Vous êtes Quercynois et vous portez un intérêt particulier à votre patrimoine donc à votre église ?

Étienne Leboucher : Je suis né en Normandie mais j’habite le village depuis longtemps. Je trouve dommage que ce monument dédié à saint Étienne s’endorme doucement. Aussi, au-delà des considérations religieuses, avec des voisins, nous souhaitions le réveiller. J’ai ressenti ce désir des habitants de redonner plus de vie au bourg. Et c’est l’église, édifice central de la commune, qui en a été le vecteur. L’église mérite bien qu’on s’occupe d’elle ! Je n’aurai jamais cru que le maire accepte avec autant de spontanéité cette idée qui au départ, ne venait que de quelques personnes. Concrètement, la première étape choisie est de refaire sonner les cloches de l’église que l’on n’entend plus depuis 25 ans ! Pour cela, il faudra trouver un budget en conséquence. Voilà pourquoi nous avons commencé par créer une association loi 1901, il y a un mois.

 

Comment allez-vous vous y prendre ?

E. L. : En nous inspirant des initiatives des villages alentour (Soucirac, Saint-Projet, Séniergues, Le Vigan) qui nous ont devancés en créant des associations pour sauver leur église. En organisant des animations culturelles dans l’édifice : concerts, récitals, chorales. Pourquoi ne pas créer un réseau culturel intercommunal qui regrouperait ces diverses actions sur un territoire restreint et programmer dans la concertation ? En participant aussi d’une manière active aux Journées Nationales du Patrimoine, ce qui permettra de mieux faire connaître les richesses de la commune : comme la Pietà du XVIe siècle, classée monument historique, présente dans l’église ou le Château (ISMH). En animant, encore, autour de l’église sur le vaste parvis disponible, un ou plusieurs vide-greniers. Et bien sûr, en lançant un appel aux donateurs.

 

Est-ce que vous ressentez de la solidarité dans le bourg pour pareille cause ?
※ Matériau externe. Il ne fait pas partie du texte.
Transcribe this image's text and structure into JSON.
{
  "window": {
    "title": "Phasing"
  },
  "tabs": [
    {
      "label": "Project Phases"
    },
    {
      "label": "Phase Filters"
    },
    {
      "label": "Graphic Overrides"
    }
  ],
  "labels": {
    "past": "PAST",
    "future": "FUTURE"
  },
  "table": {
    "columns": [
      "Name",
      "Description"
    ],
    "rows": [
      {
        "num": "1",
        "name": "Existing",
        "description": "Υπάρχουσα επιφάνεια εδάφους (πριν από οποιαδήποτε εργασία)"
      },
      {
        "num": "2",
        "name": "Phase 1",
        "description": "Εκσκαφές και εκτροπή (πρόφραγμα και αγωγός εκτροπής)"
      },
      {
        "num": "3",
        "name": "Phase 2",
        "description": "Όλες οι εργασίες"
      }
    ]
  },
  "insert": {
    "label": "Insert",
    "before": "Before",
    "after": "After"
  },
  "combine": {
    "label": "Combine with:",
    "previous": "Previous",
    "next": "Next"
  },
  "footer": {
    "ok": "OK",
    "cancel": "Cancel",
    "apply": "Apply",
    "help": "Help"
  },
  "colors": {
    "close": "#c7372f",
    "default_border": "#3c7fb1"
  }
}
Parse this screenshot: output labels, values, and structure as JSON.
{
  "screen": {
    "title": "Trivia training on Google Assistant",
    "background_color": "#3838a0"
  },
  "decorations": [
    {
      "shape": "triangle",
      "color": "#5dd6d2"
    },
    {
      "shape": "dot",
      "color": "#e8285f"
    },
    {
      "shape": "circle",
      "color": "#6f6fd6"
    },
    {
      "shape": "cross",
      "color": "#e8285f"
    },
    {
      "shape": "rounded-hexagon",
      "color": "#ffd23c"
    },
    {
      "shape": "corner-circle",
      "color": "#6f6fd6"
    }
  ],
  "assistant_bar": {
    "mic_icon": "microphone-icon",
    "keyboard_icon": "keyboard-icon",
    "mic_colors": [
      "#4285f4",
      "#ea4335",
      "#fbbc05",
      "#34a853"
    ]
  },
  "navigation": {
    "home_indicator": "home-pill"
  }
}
A. C. : Je n’ai reçu aucune objection de la part des habitants face à cette initiative concernant l’église. Le Conseil municipal s’est montré lui aussi, favorable au projet. Des bénévoles se sont rapidement manifestés, prêts à participer à de menus travaux d’entretien et à l’organisation d’éventuelles animations, alors que la population est majoritairement une population d’actifs. Je tiens à souligner aussi, que tous les membres de l’association résident dans la commune. Dès la seconde réunion, 10 % des habitants étaient présents et sont donc, aujourd’hui, très motivés.